During the COVID-19 pandemic the museum opened a digital exhibit to allow the public access to the institution remotely. Island Life: Changing Cultures, Changing Shorelines is a photography exhibition that details the effects climate change are having in and around the Chesapeake Bay. Themes explore rapid climate change, shore erosion, and environmentally motivated community displacement.

==Education and outreach==
CBMM offers field trips for students in grades PreK through college, emphasizing topics including history, geography, and the ecology of the Chesapeake Bay. A bus scholarship program helps visiting school groups with the cost of transportation. The Lighthouse Overnight Program allows children to experience the life of a mariner standing watch overnight. The museum also provides programs for children such as Sea Squirts Summer Camp, as well as hands-on games, crafts, and storytelling throughout the year.
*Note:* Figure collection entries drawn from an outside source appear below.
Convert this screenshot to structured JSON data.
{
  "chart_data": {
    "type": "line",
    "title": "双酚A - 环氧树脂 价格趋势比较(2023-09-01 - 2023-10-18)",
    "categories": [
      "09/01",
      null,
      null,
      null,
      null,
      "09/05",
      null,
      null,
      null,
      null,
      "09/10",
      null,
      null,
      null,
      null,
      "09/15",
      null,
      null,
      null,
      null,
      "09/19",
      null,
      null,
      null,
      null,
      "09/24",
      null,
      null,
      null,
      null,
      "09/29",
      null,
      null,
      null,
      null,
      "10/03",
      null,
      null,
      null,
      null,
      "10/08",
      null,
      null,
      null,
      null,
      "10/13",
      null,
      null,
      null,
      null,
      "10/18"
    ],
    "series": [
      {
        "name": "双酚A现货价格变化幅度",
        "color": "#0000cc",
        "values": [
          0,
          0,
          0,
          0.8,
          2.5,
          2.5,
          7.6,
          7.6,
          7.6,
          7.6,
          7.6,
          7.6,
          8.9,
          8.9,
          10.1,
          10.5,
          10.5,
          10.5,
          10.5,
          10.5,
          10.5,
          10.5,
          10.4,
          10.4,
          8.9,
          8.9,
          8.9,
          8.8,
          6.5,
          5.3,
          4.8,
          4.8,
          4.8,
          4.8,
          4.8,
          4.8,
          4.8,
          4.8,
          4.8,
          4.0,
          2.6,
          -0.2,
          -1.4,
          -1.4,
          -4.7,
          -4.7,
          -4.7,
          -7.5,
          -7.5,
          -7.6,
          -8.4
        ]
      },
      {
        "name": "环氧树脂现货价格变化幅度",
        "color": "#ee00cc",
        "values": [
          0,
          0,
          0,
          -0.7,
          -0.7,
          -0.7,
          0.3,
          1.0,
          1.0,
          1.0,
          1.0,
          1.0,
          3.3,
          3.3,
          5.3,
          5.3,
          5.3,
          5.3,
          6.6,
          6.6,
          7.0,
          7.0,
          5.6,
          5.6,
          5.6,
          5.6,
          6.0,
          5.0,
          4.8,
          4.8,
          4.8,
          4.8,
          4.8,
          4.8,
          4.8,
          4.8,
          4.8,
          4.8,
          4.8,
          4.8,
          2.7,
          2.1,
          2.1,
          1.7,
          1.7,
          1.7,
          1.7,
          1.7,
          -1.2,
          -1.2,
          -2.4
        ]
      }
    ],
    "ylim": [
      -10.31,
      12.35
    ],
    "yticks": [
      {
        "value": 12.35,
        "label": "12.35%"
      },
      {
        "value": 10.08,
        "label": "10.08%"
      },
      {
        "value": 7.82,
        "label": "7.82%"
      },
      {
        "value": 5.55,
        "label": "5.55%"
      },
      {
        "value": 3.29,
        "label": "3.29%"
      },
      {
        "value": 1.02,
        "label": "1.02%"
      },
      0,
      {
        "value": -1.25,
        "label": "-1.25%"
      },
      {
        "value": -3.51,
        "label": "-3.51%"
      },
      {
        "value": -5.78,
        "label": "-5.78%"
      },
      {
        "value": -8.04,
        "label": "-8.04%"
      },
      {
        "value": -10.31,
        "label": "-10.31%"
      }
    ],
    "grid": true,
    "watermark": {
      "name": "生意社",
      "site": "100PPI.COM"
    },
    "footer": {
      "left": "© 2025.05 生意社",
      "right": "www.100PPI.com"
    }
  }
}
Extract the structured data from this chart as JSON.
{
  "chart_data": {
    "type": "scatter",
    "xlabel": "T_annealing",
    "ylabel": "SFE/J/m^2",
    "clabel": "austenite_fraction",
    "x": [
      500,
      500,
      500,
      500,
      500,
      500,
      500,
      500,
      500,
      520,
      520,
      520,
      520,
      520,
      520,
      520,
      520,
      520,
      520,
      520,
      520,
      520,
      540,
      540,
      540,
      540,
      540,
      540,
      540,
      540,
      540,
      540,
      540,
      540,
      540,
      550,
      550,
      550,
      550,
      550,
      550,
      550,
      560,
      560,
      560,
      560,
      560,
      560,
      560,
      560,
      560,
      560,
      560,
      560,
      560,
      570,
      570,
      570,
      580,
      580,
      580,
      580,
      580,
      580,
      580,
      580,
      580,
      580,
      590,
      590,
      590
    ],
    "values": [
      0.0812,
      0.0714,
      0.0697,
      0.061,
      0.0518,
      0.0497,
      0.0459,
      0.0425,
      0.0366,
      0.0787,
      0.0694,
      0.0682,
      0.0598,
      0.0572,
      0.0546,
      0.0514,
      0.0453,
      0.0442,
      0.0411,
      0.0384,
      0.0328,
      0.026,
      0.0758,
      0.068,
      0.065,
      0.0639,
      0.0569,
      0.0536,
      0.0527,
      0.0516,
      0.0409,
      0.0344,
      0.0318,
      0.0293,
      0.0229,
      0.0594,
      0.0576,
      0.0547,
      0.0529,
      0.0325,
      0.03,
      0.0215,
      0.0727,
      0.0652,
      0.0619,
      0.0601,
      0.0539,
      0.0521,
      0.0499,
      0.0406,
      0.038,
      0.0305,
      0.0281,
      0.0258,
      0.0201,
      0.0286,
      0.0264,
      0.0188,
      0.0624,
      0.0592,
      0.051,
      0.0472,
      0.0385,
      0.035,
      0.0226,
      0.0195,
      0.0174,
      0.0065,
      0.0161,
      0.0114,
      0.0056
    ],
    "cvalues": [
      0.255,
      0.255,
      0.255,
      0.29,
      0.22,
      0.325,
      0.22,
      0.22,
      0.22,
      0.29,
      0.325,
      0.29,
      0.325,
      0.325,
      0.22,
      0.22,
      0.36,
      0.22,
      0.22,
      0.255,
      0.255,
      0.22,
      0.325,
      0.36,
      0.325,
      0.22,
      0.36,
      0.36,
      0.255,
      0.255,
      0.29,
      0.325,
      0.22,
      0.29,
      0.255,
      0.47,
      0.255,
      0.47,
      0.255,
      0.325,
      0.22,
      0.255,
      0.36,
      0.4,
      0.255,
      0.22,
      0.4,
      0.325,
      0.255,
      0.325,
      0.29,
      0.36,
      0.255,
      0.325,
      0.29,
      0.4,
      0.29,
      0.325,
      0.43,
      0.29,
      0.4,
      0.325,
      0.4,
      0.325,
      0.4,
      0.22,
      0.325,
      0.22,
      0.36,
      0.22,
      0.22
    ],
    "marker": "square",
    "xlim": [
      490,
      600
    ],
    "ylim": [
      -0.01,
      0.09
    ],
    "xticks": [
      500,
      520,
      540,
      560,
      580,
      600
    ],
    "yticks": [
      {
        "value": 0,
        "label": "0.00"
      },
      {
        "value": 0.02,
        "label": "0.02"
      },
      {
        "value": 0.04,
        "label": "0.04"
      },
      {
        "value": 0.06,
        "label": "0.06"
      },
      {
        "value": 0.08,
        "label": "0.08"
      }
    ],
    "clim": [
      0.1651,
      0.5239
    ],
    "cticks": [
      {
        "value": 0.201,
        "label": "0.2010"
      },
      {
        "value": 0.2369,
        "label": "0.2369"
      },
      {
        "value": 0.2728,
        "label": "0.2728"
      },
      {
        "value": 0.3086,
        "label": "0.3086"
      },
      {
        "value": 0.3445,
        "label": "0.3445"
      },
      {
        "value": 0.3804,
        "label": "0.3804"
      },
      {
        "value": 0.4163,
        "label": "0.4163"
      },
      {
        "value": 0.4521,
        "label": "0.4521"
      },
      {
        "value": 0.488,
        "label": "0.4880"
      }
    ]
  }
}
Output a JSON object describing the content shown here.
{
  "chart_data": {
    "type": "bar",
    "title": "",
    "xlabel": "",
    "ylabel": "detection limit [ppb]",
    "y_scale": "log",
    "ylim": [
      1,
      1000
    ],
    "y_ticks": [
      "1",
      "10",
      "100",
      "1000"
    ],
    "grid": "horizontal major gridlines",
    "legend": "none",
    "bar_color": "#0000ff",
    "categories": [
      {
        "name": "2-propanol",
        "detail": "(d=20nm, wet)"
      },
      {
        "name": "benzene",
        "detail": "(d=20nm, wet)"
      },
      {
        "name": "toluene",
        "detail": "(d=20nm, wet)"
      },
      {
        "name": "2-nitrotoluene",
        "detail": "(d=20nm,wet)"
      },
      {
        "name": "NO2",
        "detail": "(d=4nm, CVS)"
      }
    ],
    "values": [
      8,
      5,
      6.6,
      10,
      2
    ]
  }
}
For adults, the museum's programs include a Lecture Series, Adult-Guided Tours, and the Academy for Lifelong Learning, a series of courses centered on continuing learning inside the classroom and beyond. In addition to a variety of programs, the museum offers a 10,800-volume library of ship plans, manuscripts, books, and sketches.

==Working boatyard==
The museum has a working boatyard for restoration projects and education. Visitors can learn about the restoration of commercial skipjacks and the preservation of the museum's own floating fleet. The "Apprentice for a Day" program allows visitors to help construct a wooden skiff under the guidance of boatyard staff members.